Overpressure Protection for Temporary Equipment
In our experience, rented, leased or purchased temporary equipment as well as vendor-supplied skids that are intended for either temporary or normal use, have been found to have numerous issues pertaining to the overpressure protection where the design is often overlooked or provided by a vendor without analyzing the hazards associated with the operator’s process to be connected to the skid. Some of these issues are documented in the conference proceeding by Heil and Pack, “Vendor Supplied Equipment: Ensuring PSV design meets PSV spec”.1 Here are a few examples of common issues:
- Operator tends to rely on the vendor for overpressure protection design as their priority is to meet design operating requirements for packaged equipment
- Supporting engineering design documentation for pressure relief device installed by vendor is not available
- Design of overpressure protection by vendor is not in compliance with industry or operator design standards
- Design of overpressure protection by vendor may be deficient as their engineers may be inexperienced in relief system design or do not have sufficient knowledge and information from Operator for the process and interconnected equipment outside of the packaged skid, resulting in oversight of scenarios
- Vendors of packaged equipment often install non-API 526 pressure relief devices, which are more prone to excessive inlet and/or outlet pressure drops
As indicated by Heil and Pack, “As has been demonstrated through the preceding examples, when not fully defined through clear Operator expectations and Packager [Vendor] accepted responsibilities, the relief system design basis for packaged equipment skids can be affected.” Many of the vendor supplied equipment are constructed to API or similar standards, in accordance with operator procurement specifications, which quite often do not specifically address the pressure relief requirements for equipment, providing only a reference to API Standards 520 and 521 (if any at all). Regardless, it is important that operator and vendor work together to ensure adequate overpressure protection is provided for the temporary equipment or skid.

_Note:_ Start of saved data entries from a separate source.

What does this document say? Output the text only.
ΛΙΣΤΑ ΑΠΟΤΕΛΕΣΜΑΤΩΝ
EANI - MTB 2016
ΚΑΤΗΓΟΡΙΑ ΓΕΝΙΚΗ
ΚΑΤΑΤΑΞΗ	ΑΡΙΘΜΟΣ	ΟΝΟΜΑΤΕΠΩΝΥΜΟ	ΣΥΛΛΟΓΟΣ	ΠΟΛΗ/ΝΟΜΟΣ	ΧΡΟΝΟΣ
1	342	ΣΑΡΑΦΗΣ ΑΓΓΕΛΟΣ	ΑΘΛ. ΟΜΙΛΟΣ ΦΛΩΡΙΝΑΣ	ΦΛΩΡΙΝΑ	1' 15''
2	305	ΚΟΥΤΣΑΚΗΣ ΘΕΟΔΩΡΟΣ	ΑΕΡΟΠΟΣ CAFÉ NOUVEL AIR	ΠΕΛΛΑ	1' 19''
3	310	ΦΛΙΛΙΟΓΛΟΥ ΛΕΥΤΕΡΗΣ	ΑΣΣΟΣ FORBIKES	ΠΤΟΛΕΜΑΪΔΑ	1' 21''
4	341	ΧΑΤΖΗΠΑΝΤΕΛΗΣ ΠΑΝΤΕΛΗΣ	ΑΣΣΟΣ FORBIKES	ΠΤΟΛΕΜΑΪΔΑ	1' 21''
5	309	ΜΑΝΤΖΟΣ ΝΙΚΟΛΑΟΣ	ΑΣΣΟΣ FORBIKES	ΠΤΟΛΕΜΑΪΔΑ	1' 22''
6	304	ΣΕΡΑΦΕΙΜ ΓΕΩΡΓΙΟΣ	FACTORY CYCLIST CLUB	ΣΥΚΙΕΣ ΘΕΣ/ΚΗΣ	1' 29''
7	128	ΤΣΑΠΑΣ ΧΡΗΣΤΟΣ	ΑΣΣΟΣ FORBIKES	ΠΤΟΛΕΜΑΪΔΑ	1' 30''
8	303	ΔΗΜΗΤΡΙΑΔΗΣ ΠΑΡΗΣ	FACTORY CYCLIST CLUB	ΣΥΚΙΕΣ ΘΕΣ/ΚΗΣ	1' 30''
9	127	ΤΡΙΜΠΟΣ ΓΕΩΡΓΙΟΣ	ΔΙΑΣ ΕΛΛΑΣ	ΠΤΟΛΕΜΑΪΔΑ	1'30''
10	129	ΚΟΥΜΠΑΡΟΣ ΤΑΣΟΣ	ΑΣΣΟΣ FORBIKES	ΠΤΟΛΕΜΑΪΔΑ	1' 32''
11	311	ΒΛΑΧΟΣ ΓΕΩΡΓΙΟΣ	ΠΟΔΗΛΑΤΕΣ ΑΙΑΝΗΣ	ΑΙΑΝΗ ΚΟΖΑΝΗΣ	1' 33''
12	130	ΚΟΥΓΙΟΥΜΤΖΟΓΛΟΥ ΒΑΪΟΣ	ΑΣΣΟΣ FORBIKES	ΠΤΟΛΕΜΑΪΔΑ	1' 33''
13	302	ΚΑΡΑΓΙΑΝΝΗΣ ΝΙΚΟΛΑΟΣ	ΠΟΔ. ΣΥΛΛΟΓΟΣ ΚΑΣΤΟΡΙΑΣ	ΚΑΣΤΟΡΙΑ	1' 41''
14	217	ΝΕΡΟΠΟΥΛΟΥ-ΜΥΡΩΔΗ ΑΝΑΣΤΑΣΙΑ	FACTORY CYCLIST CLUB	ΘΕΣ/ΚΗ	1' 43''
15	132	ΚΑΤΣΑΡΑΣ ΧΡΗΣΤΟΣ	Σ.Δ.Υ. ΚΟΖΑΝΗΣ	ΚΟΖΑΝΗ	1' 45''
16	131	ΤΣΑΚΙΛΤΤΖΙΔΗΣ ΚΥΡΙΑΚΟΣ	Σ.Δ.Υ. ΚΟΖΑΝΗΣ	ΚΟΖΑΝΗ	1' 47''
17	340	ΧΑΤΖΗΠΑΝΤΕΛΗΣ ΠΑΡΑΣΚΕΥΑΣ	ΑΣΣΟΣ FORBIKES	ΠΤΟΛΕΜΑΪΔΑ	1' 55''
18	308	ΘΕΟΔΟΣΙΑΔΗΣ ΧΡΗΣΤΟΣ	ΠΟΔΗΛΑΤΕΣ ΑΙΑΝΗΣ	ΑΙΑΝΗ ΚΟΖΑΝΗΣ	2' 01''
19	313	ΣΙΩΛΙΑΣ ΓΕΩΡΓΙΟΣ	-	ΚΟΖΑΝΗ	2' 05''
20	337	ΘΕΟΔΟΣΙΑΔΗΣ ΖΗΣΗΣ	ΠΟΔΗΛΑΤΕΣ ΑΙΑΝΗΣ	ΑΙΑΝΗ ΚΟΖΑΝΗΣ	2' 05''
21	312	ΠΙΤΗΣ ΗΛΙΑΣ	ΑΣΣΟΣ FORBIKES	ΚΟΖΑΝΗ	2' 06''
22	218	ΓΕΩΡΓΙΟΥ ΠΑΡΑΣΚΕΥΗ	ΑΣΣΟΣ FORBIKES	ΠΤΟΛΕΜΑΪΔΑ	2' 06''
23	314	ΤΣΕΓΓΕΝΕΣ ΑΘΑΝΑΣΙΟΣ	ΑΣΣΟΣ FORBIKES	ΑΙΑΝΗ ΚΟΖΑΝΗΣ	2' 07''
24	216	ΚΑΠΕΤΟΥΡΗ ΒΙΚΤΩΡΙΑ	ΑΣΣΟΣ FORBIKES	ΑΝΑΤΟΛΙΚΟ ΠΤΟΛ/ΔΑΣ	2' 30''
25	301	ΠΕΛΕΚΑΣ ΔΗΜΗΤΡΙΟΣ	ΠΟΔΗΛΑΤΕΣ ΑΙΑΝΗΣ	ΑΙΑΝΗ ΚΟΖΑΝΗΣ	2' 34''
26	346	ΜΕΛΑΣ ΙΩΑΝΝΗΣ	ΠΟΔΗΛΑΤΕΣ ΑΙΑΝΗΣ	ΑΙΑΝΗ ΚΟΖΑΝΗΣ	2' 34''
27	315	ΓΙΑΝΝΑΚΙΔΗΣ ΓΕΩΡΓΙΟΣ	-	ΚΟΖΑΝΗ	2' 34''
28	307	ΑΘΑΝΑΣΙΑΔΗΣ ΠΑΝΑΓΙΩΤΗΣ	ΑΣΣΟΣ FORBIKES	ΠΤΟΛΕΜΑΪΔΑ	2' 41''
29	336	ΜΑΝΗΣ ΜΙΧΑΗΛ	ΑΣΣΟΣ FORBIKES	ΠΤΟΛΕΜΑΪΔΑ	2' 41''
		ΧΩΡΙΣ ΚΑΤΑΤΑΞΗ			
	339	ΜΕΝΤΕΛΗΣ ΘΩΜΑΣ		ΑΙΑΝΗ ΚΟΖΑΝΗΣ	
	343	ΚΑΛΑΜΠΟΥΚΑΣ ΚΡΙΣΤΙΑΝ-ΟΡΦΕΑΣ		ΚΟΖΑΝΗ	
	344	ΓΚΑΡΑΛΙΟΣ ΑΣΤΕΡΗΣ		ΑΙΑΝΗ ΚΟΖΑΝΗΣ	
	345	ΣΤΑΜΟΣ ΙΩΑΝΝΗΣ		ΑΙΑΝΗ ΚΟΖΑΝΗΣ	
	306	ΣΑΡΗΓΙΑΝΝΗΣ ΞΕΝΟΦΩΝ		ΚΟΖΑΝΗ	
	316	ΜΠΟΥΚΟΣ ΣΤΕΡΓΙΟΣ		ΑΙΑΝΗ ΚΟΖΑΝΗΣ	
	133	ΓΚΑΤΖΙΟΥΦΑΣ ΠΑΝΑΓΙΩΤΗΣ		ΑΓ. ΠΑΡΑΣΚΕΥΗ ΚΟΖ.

A pragmatic approach to this situation may be to identify the temporary or skid-mounted equipment which are common versus uncommon, and/or to stratify them on a risk basis. For commonly used equipment, it may be cost-effective to review the procurement requirements to ensure overpressure protection is being specified and provided in accordance with corporate standards. Perhaps for some systems, a simple checklist to verify against upon receipt of the equipment would suffice.
For uncommon equipment, a risk-based approach may be useful. For those systems with lower risks, a simple checklist could be used to verify overpressure protection. For those systems with elevated risks, more rigorous evaluation is warranted, whether that be with a separate design analysis for longer-duration installations or a MOC-type review for shorter-duration installations.
 Heil JE, Pack BA. “Vendor Supplied Equipment: Ensuring PSV Design Meets PSV Spec”. Proceedings of the Lawrence Reid Gas Conditioning Conference; Norman, OK; February 2014.